Seminar

Food insecurity and changing food preferences in times of compounding crisis: A new evaluation of the insurance hypothesis

Luseadra Joy McKerracher (Aarhus University)

May 26, 2026, 11:30–12:30

Toulouse

Room Auditorium 5 (Second Floor - TSE Building)

Abstract

Household food insecurity refers to experiencing or worrying about lacking sufficient money to buy safe, nutritious, socially- and culturally-appropriate foods for all members of a household. It may function as an indicator of perceived and real environmental uncertainty. Evolutionary life history theory holds that exposure to increased environmental uncertainty will be associated with changes in time and energy allocations in physiology (e.g. fat storage), psychology (e.g. food preferences), and behaviour (e.g. eating behaviours). Specifically, the so-called “insurance hypothesis” predicts that uncertain conditions, especially regarding the nutritional environment, will drive increased investment in tissues, thought patterns, and behaviours that will increase chances of survival and reproduction in the face of a sudden, unanticipated energy shortfall. In practice, this means: an increased tendency to store energy in adipose tissue, an increased tendency to worry about food shortages and increased preferences for energy-dense foods (e.g. sugar), and an increased tendency to consume energy-dense foods. The evidence regarding the insurance hypothesis in contemporary human populations, however, is mixed. This talk presents new, cross-national comparative analyses (mixed effects trend analysis regressions) pertaining to the insurance hypothesis, using publicly-available data on observation years 2016-2023 from 42 high income countries . The simplest models show that: 1) changes in household food insecurity prevalence are temporally related to external sources of uncertainty (e.g. economic and geopolitical shocks), supporting the idea that food insecurity serves as an indicator of environmental uncertainty; and 2) changes in annual consumption of an energy-dense, shelf-stable foodstuff (candy/ confection) is temporally associated with changes in household food insecurity prevalence.
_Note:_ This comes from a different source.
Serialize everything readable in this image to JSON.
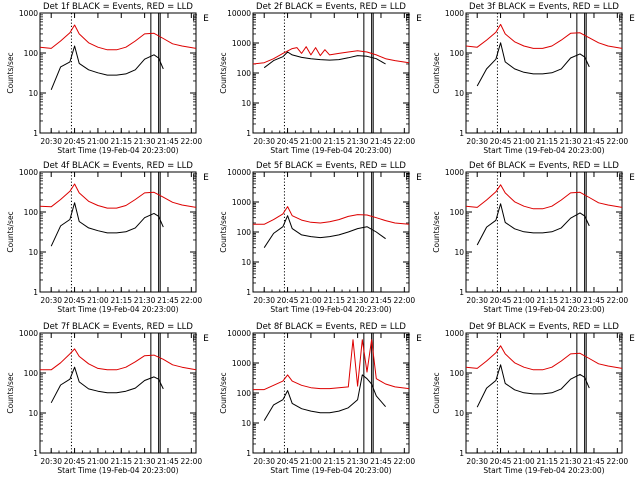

However, more complex modelling approaches which take account of phylogenetic and geographic distance among countries are needed before we can claim that there are grounds to reject a null or stochastic relationship between changes in dietary behaviours and changes in environmental uncertainty as measured via household food insecurity.   

Reference

Luseadra Joy McKerracher (Aarhus University), Food insecurity and changing food preferences in times of compounding crisis: A new evaluation of the insurance hypothesis, IAST General Seminar, Toulouse: IAST, May 26, 2026, 11:30–12:30, room Auditorium 5 (Second Floor - TSE Building).